Wood served six years as chief regulator of the telecommunications and electric-power industries under then-Gov. Bush in Texas.
The California experience has cooled a push for more states to restructure their electricity markets by cutting regulations and promoting competition. Washington state has no immediate plan to deregulate.
But Wood, chief architect of the Texas restructuring plan, which won't be fully implemented until next year, is a firm believer in market efficiencies.
He points to the creation of the cell phone, which grew out of deregulation of the telephone industry, as an example of the unanticipated advances that can result from deregulation.
"The unleashed electron will more than eclipse what has happened with the telephone," he said.
Still, he is the first to say that deregulation can't happen until a stable market has been created, and he admitted that states will be reluctant to embrace deregulation until FERC has shown it can be a good market cop. Or, as he put it: "If we find people breaking rules then -- we cut their heads off."
Wood is a proponent of FERC's plan to push utilities into expansive regional-transmission organizations. Proponents of so-called RTOs say they will improve the efficiency of the power grid and improve reliability.

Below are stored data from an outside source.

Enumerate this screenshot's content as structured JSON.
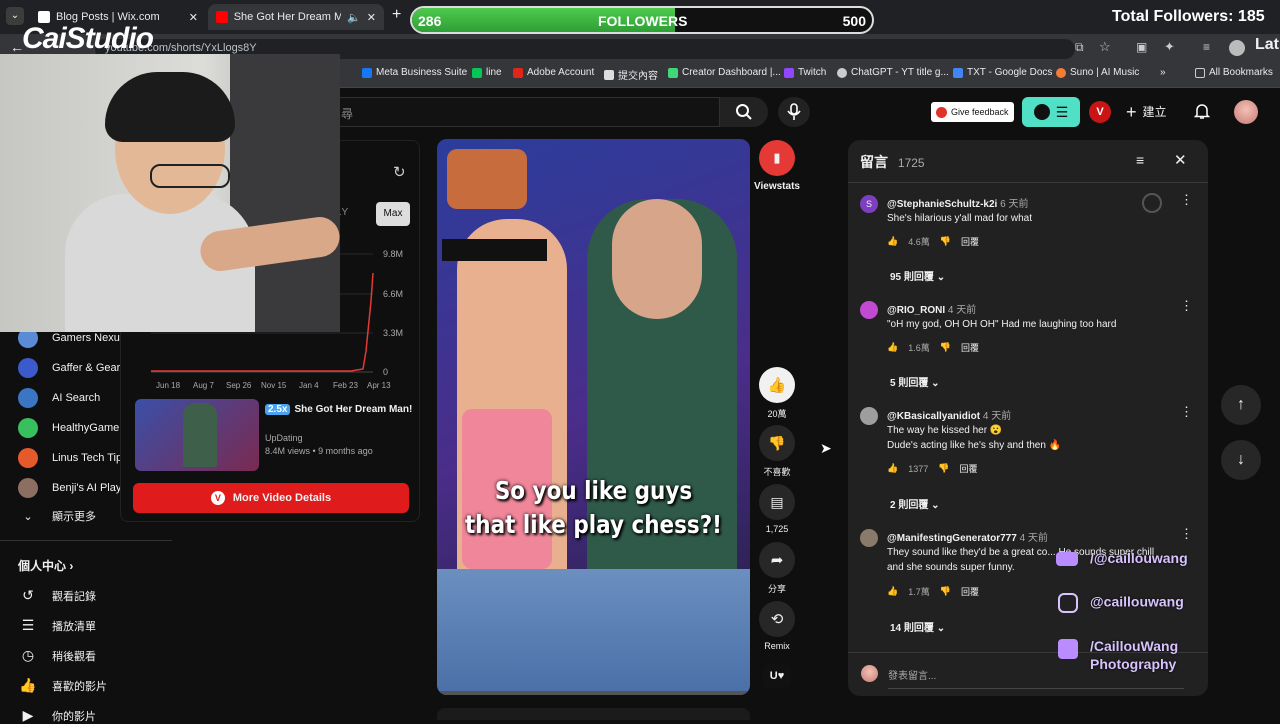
{
  "browser": {
    "tabs": [
      {
        "title": "Blog Posts | Wix.com"
      },
      {
        "title": "She Got Her Dream Man! -"
      }
    ],
    "url": "youtube.com/shorts/YxLlogs8Y",
    "bookmarks": [
      "Meta Business Suite",
      "line",
      "Adobe Account",
      "提交內容",
      "Creator Dashboard |...",
      "Twitch",
      "ChatGPT - YT title g...",
      "TXT - Google Docs",
      "Suno | AI Music",
      "All Bookmarks"
    ]
  },
  "overlay": {
    "followers_label": "FOLLOWERS",
    "followers_current": "286",
    "followers_goal": "500",
    "followers_progress": 0.572,
    "total_followers": "Total Followers: 185",
    "corner_text": "Lat",
    "studio_logo": "CaiStudio",
    "socials": [
      {
        "icon": "youtube-icon",
        "text": "/@caillouwang"
      },
      {
        "icon": "instagram-icon",
        "text": "@caillouwang"
      },
      {
        "icon": "facebook-icon",
        "text": "/CaillouWang\nPhotography"
      }
    ]
  },
  "youtube": {
    "search_placeholder": "尋",
    "feedback": "Give feedback",
    "create": "建立",
    "sidebar": {
      "subs": [
        {
          "name": "Gamers Nexus",
          "color": "#5b8ad6"
        },
        {
          "name": "Gaffer & Gear",
          "color": "#3b5bcc"
        },
        {
          "name": "AI Search",
          "color": "#3a76c4"
        },
        {
          "name": "HealthyGamerGG",
          "color": "#38c05e"
        },
        {
          "name": "Linus Tech Tips",
          "color": "#e55a2b"
        },
        {
          "name": "Benji's AI Playgro...",
          "color": "#8d6e63"
        }
      ],
      "show_more": "顯示更多",
      "you_heading": "個人中心",
      "you_items": [
        "觀看記錄",
        "播放清單",
        "稍後觀看",
        "喜歡的影片",
        "你的影片"
      ]
    },
    "stats": {
      "range_1y": "1Y",
      "range_max": "Max",
      "y_ticks": [
        "9.8M",
        "6.6M",
        "3.3M",
        "0"
      ],
      "x_ticks": [
        "Jun 18",
        "Aug 7",
        "Sep 26",
        "Nov 15",
        "Jan 4",
        "Feb 23",
        "Apr 13"
      ],
      "badge": "2.5x",
      "video_title": "She Got Her Dream Man!",
      "channel": "UpDating",
      "meta": "8.4M views • 9 months ago",
      "details_button": "More Video Details"
    },
    "video": {
      "caption_line1": "So you like guys",
      "caption_line2": "that like play chess?!"
    },
    "actions": {
      "viewstats": "Viewstats",
      "likes": "20萬",
      "dislike": "不喜歡",
      "comments": "1,725",
      "share": "分享",
      "remix": "Remix"
    },
    "comments_panel": {
      "title": "留言",
      "count": "1725",
      "add_placeholder": "發表留言...",
      "reply_label": "回覆",
      "items": [
        {
          "handle": "@StephanieSchultz-k2i",
          "time": "6 天前",
          "text": "She's hilarious y'all mad for what",
          "likes": "4.6萬",
          "replies": "95 則回覆",
          "avatar": "#7b3fbf"
        },
        {
          "handle": "@RIO_RONI",
          "time": "4 天前",
          "text": "\"oH my god, OH OH OH\" Had me laughing too hard",
          "likes": "1.6萬",
          "replies": "5 則回覆",
          "avatar": "#c04ad0"
        },
        {
          "handle": "@KBasicallyanidiot",
          "time": "4 天前",
          "text": "The way he kissed her 😮\nDude's acting like he's shy and then 🔥",
          "likes": "1377",
          "replies": "2 則回覆",
          "avatar": "#9e9e9e"
        },
        {
          "handle": "@ManifestingGenerator777",
          "time": "4 天前",
          "text": "They sound like they'd be a great co... He sounds super chill\nand she sounds super funny.",
          "likes": "1.7萬",
          "replies": "14 則回覆",
          "avatar": "#8a7a6a"
        }
      ]
    }
  }
}
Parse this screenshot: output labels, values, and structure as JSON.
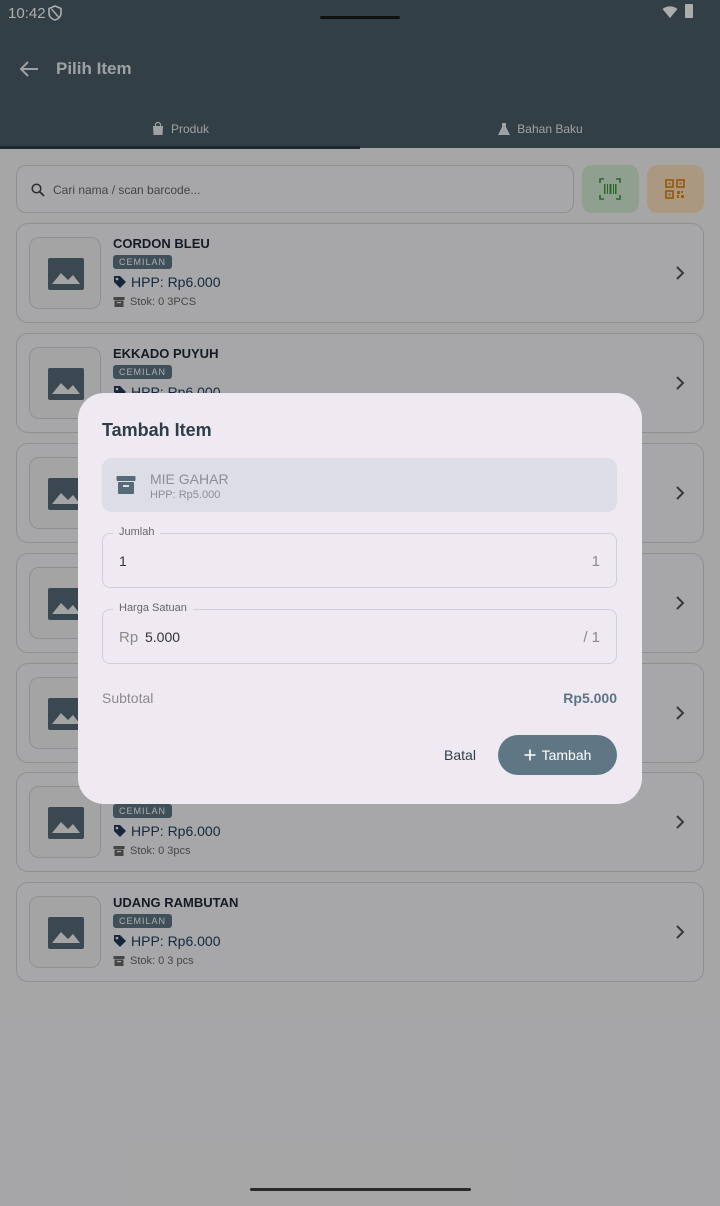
{
  "status": {
    "time": "10:42"
  },
  "appbar": {
    "title": "Pilih Item"
  },
  "tabs": [
    {
      "label": "Produk",
      "icon": "shopping-bag-icon"
    },
    {
      "label": "Bahan Baku",
      "icon": "flask-icon"
    }
  ],
  "search": {
    "placeholder": "Cari nama / scan barcode..."
  },
  "products": [
    {
      "name": "CORDON BLEU",
      "category": "CEMILAN",
      "hpp": "HPP: Rp6.000",
      "stok": "Stok: 0 3PCS"
    },
    {
      "name": "EKKADO PUYUH",
      "category": "CEMILAN",
      "hpp": "HPP: Rp6.000",
      "stok": ""
    },
    {
      "name": "",
      "category": "",
      "hpp": "",
      "stok": ""
    },
    {
      "name": "",
      "category": "",
      "hpp": "",
      "stok": ""
    },
    {
      "name": "",
      "category": "",
      "hpp": "",
      "stok": ""
    },
    {
      "name": "",
      "category": "CEMILAN",
      "hpp": "HPP: Rp6.000",
      "stok": "Stok: 0 3pcs"
    },
    {
      "name": "UDANG RAMBUTAN",
      "category": "CEMILAN",
      "hpp": "HPP: Rp6.000",
      "stok": "Stok: 0 3 pcs"
    }
  ],
  "dialog": {
    "title": "Tambah Item",
    "item_name": "MIE GAHAR",
    "item_hpp": "HPP: Rp5.000",
    "jumlah_label": "Jumlah",
    "jumlah_value": "1",
    "jumlah_suffix": "1",
    "harga_label": "Harga Satuan",
    "harga_prefix": "Rp",
    "harga_value": "5.000",
    "harga_suffix": "/ 1",
    "subtotal_label": "Subtotal",
    "subtotal_value": "Rp5.000",
    "cancel_label": "Batal",
    "add_label": "Tambah"
  },
  "colors": {
    "appbar": "#4a5d68",
    "accent": "#5f7785",
    "barcode_bg": "#d4ecd4",
    "qr_bg": "#fbe1bd"
  }
}
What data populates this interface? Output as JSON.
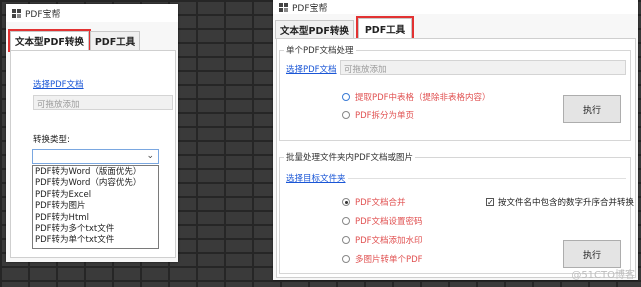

There is some resistance to the plan among states that see it as an increase in FERC jurisdiction at a time when doubts about its ability to regulate linger.
Wood said FERC already was backing away from the original plan to create four RTOs -- and from a timetable that would have seen establishment of the organizations this year -- because of concerns about volatility in the California market.
"Nobody wants to dance with California, and California doesn't want to dance with anybody," he said.
In the Northwest, where hydropower makes up about 40 percent of capacity on a peak day, Wood noted that electricity demand is increasing, and that providers are relying more and more on natural-gas resources.